- Year 2019
- NSF Noyce Award # 1852783
- First Name Masood
- Last Name Poorandi
- Institution Bethune-Cookman University
- Role/Position Principal Investigator
- Workshop Category Track 1: Scholarships and Stipends
- Workshop Disciplines Audience Math
- Target Audience Higher Education Institution Administrators, Project PIs / Co-PIs / Other Faculty/Staff, School and District Administrators
- Topics Preparing Teachers for High-Need School Districts
- Session Length 30 minutes
- Additional Presenter(s)
Hector N. Torres, firstname.lastname@example.org, Bethune-Cookman University, Co-PI, Associate Professor
1) Discuss ideas/strategies to encourage talented science, technology, engineering, and mathematics (STEM) undergraduate students, to pursue mathematical sciences teaching careers.
2) Strategies for developing highly effective mathematical sciences teachers.
3) Strategies to support scholars in the attainment of dual degrees in a STEM discipline and Mathematics Education.

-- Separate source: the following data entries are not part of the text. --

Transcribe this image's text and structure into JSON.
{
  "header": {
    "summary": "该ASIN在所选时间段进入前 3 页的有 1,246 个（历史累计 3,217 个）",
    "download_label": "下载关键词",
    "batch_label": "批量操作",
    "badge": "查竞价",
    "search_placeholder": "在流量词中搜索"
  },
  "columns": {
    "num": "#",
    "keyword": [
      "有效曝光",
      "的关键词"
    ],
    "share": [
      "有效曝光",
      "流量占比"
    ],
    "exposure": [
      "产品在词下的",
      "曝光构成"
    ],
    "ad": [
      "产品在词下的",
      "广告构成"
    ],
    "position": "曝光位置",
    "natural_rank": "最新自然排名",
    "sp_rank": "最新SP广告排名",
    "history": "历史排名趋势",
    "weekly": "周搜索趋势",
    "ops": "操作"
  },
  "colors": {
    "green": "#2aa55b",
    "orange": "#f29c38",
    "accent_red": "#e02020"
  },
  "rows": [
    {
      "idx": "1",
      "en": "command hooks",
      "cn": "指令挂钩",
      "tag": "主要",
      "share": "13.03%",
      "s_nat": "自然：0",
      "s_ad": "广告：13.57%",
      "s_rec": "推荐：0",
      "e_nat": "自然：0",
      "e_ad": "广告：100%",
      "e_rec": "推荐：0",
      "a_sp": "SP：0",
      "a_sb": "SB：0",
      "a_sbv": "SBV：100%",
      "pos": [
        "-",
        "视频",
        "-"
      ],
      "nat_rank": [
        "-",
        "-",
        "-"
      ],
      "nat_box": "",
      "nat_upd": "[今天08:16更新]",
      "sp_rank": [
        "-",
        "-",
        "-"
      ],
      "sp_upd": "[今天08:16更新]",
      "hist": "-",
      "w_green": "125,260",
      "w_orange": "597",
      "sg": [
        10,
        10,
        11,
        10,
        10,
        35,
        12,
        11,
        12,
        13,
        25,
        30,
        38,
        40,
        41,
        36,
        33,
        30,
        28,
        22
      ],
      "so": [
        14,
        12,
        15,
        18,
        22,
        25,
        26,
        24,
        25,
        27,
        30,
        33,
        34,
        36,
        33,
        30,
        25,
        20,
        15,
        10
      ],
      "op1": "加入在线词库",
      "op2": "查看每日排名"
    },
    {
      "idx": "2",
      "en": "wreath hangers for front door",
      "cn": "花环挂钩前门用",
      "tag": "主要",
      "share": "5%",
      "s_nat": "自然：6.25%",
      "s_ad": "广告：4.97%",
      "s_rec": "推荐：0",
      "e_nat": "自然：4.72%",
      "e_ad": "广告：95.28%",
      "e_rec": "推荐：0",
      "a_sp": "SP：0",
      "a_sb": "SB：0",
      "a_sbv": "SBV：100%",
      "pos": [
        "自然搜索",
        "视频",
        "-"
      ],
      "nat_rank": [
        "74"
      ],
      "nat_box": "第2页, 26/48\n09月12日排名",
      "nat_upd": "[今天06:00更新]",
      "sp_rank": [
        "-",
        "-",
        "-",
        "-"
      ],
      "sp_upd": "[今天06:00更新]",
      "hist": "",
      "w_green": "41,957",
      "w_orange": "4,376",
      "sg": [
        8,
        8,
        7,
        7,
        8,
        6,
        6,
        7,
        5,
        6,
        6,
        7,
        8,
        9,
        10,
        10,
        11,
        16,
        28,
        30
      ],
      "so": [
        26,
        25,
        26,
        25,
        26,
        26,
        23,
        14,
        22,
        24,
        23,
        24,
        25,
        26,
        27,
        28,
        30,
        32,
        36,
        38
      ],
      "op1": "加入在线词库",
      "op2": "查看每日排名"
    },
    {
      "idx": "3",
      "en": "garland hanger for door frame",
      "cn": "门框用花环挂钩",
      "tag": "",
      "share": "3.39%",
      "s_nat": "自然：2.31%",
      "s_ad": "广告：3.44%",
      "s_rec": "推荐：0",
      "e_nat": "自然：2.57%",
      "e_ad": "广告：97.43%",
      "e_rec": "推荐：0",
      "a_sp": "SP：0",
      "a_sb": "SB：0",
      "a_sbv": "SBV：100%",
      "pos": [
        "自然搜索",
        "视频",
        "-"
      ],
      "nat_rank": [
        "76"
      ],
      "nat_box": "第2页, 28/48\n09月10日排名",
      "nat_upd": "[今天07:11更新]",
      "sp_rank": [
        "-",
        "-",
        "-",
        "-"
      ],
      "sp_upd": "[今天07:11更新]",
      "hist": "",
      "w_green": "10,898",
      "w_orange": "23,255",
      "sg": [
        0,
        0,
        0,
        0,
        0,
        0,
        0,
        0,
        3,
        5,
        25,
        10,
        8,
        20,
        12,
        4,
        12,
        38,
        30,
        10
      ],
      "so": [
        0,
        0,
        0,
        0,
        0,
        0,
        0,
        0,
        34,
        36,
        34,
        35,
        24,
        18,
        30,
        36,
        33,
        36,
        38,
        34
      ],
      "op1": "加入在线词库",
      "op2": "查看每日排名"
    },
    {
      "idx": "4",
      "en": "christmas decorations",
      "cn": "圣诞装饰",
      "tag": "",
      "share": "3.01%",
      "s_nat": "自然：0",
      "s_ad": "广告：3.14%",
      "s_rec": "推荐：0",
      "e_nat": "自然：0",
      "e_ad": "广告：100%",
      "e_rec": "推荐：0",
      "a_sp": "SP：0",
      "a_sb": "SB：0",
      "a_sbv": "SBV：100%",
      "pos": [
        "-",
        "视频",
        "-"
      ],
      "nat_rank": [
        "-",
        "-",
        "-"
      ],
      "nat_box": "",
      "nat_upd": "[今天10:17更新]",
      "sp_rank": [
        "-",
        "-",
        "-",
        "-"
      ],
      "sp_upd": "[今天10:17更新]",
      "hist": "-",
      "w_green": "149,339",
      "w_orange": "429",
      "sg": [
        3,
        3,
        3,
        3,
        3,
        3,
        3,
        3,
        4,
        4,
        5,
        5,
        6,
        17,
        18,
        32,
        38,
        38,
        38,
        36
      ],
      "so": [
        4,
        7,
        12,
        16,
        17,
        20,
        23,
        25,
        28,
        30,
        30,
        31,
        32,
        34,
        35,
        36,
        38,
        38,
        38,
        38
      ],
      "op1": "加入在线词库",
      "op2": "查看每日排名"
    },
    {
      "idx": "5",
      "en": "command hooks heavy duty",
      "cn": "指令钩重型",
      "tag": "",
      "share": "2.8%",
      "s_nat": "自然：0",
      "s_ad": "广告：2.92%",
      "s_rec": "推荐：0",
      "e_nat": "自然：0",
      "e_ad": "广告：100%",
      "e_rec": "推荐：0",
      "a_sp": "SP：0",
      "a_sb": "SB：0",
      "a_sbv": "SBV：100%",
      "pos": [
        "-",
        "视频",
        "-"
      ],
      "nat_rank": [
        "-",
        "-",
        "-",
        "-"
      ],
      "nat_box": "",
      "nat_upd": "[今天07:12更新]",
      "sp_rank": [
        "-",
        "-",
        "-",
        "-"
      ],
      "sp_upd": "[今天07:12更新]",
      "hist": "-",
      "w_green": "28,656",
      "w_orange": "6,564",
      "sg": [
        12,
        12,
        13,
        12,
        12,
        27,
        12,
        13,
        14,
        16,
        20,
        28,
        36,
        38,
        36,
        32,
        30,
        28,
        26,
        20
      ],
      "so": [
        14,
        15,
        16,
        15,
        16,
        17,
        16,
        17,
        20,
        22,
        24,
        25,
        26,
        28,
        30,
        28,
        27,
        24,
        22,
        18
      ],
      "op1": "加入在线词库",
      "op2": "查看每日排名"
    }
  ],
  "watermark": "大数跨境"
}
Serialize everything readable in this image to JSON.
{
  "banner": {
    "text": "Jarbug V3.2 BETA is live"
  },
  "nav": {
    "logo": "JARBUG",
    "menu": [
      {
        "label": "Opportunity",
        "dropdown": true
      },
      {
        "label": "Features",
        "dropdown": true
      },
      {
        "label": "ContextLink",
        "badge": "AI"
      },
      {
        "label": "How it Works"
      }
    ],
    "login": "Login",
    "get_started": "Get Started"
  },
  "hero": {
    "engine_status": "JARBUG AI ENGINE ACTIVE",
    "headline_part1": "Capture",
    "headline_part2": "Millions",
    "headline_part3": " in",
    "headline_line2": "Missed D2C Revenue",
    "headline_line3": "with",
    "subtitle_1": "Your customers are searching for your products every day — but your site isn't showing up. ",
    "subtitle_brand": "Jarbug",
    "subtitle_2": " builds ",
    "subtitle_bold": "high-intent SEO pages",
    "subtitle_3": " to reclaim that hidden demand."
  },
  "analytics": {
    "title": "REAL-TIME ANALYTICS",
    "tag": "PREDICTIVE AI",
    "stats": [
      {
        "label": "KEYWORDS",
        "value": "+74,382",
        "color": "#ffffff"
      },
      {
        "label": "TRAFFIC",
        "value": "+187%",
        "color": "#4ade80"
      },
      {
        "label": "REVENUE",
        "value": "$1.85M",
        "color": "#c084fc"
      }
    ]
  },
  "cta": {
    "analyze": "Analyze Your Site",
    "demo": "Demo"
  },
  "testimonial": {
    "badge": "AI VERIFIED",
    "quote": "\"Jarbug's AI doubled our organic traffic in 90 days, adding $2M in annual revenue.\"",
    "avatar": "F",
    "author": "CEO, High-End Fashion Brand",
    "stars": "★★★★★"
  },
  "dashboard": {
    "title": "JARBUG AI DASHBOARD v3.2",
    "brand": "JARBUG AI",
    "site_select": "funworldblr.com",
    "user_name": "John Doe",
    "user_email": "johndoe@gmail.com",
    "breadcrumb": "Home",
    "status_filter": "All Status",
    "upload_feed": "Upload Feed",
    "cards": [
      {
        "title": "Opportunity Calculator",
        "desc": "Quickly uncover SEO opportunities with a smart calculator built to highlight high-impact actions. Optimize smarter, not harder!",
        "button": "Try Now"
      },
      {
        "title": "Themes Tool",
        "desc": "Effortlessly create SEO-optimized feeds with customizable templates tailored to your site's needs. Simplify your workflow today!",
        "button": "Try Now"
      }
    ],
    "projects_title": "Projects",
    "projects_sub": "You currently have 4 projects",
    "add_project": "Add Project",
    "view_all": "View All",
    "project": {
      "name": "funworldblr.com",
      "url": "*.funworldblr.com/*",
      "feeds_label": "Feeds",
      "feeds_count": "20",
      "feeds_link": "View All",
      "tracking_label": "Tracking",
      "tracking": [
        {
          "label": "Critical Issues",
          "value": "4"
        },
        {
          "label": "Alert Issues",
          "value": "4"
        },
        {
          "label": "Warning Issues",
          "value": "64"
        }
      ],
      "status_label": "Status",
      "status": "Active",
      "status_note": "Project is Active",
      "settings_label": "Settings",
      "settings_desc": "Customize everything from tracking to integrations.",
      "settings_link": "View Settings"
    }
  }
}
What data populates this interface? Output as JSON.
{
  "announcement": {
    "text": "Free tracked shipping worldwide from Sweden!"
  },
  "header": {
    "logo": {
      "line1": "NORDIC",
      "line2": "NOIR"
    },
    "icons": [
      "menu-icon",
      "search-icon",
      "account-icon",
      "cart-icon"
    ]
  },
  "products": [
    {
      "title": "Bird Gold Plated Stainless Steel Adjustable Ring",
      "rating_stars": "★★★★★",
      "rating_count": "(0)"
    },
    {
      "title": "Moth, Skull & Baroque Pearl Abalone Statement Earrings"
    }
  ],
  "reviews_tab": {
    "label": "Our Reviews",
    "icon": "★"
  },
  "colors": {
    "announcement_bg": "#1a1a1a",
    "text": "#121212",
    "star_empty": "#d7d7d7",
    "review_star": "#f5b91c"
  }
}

In Florida, the current assessment standards of achievement demonstrated by K-12 students emphasizes computer based assessment of analytical thinking, higher order thinking skills, creation of graphs and interaction with test information. Teacher effectiveness in developing the learning capacity of students are also determined from assessment results. Several national reports have recommended strategies to remove or reduce the mathematical bottleneck to careers in STEM, one strategy is producing K-12 mathematics teachers from undergraduate and graduate programs in mathematics intensive fields other than mathematics. These achievement standards have led researchers at Bethune-Cookman University to prioritize the key characteristics of effective teachers in Florida to be: (1) develop analytical thinking of students; (2) instruct students on strategies for interacting with information displayed on computer screens; (3) provide students with opportunities for learning transactions in computer based learning systems; and (4) equip students with learning experiences that lead to success in college, career and in life.
The Noyce Teacher Scholarship at Bethune-Cookman University aims to serve the national need of increasing the number of high-quality mathematics teachers. The overall goal of the 5-year project is to encourage STEM undergraduate students, to pursue mathematical sciences teaching careers in elementary and secondary schools especially in high-needs educational agencies. The overall strategy for developing highly effective mathematical sciences teachers is to support scholars in the attainment of dual degrees in a STEM discipline and Mathematics Education. The project will award a two-year scholarship to 20-25 STEM students who demonstrate commitment to become teachers of mathematics. To stimulate early interest of first- and second-year STEM students in K-12 teaching careers, 40 internships will be awarded to B-CU STEM students during the program. Partnering with Volusia and Flagler County School Districts and the Boys & Girls Club of Volusia County, the project will direct a 14- week internship curriculum as a preparatory academy for the Noyce Teacher Scholarships Component of the program. The academy has two main goals that consist of instructional experience in informal learning settings and developing knowledge of competencies/skills required for highly qualified teachers. In addition, the project will provide mentoring support to ensure scholars follow teacher certification pathway that best aligns with their background and educator preparation routes. The project will improve the quality, quantity, and diversity of mathematics teachers of Volusia County and Flagler County School Districts, and build new sustainable models for the recruitment, preparation, and retention of mathematics teachers to address the teacher shortage.